Par exemple, Blanche-Neige, qui est la première princesse Disney à naître sur les écrans, n’a pas de pouvoir d’action. Ce sont les nains qui la sauvent des stratégies de la méchante Reine, alors que chaque fois la princesse tombe dans le panneau (la balade avec le chasseur, les pommes, etc.). Orpheline de sa mère, elle se confronte à une bellemère qui désire la tuer. Finalement, elle est prisonnière de son destin, car elle doit se cacher dans la forêt pour survivre et elle doit marier le prince qui la sauve.
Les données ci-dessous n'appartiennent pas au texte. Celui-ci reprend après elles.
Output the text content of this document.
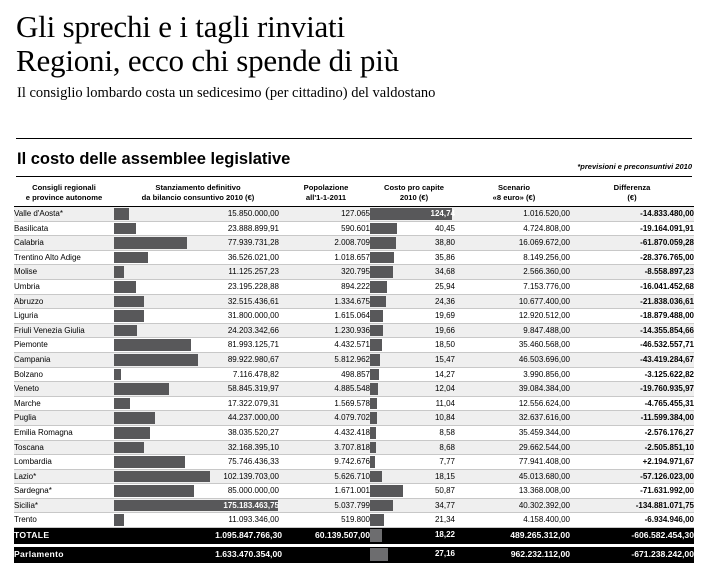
Gli sprechi e i tagli rinviati
Regioni, ecco chi spende di più
Il consiglio lombardo costa un sedicesimo (per cittadino) del valdostano
Il costo delle assemblee legislative	*previsioni e preconsuntivi 2010
Consigli regionali
e province autonome	Stanziamento definitivo
da bilancio consuntivo 2010 (€)	Popolazione
all'1-1-2011	Costo pro capite
2010 (€)	Scenario
«8 euro» (€)	Differenza
(€)
Valle d'Aosta*	15.850.000,00	127.065	124,74	1.016.520,00	-14.833.480,00
Basilicata	23.888.899,91	590.601	40,45	4.724.808,00	-19.164.091,91
Calabria	77.939.731,28	2.008.709	38,80	16.069.672,00	-61.870.059,28
Trentino Alto Adige	36.526.021,00	1.018.657	35,86	8.149.256,00	-28.376.765,00
Molise	11.125.257,23	320.795	34,68	2.566.360,00	-8.558.897,23
Umbria	23.195.228,88	894.222	25,94	7.153.776,00	-16.041.452,68
Abruzzo	32.515.436,61	1.334.675	24,36	10.677.400,00	-21.838.036,61
Liguria	31.800.000,00	1.615.064	19,69	12.920.512,00	-18.879.488,00
Friuli Venezia Giulia	24.203.342,66	1.230.936	19,66	9.847.488,00	-14.355.854,66
Piemonte	81.993.125,71	4.432.571	18,50	35.460.568,00	-46.532.557,71
Campania	89.922.980,67	5.812.962	15,47	46.503.696,00	-43.419.284,67
Bolzano	7.116.478,82	498.857	14,27	3.990.856,00	-3.125.622,82
Veneto	58.845.319,97	4.885.548	12,04	39.084.384,00	-19.760.935,97
Marche	17.322.079,31	1.569.578	11,04	12.556.624,00	-4.765.455,31
Puglia	44.237.000,00	4.079.702	10,84	32.637.616,00	-11.599.384,00
Emilia Romagna	38.035.520,27	4.432.418	8,58	35.459.344,00	-2.576.176,27
Toscana	32.168.395,10	3.707.818	8,68	29.662.544,00	-2.505.851,10
Lombardia	75.746.436,33	9.742.676	7,77	77.941.408,00	+2.194.971,67
Lazio*	102.139.703,00	5.626.710	18,15	45.013.680,00	-57.126.023,00
Sardegna*	85.000.000,00	1.671.001	50,87	13.368.008,00	-71.631.992,00
Sicilia*	175.183.463,75	5.037.799	34,77	40.302.392,00	-134.881.071,75
Trento	11.093.346,00	519.800	21,34	4.158.400,00	-6.934.946,00
TOTALE	1.095.847.766,30	60.139.507,00	18,22	489.265.312,00	-606.582.454,30

Parlamento	1.633.470.354,00		27,16	962.232.112,00	-671.238.242,00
Par la suite, Jasmine, sixième princesse Disney, est la première à ne pas être le personnage principal de son histoire et la première à ne pas être d’origine européenne. Elle est soumise aux décisions de son père, le roi, qui la prépare à devenir l’épouse du prochain roi. Son père lui interdit de sortir du château pour la protéger depuis la mort de sa mère. Finalement, elle marie un homme qui lui est imposé, Aladdin ou prince Ali. Au moins, elle l’apprécie déjà avant le mariage.
What’s wrong ? La sexualité prédéterminée
Les films présentent des personnages avec un parcours amoureux et sexuel prédéfini par leur fonction de princesse (elles doivent marier un prince), même si certains films contournent le concept. Ainsi, Jasmine marie le roi des voleurs, mais celui-ci a dû avoir l’aide d’un génie, de pouvoirs magiques et prendre l’apparence d’un prince pour prétendre être suffisamment bien pour marier une princesse.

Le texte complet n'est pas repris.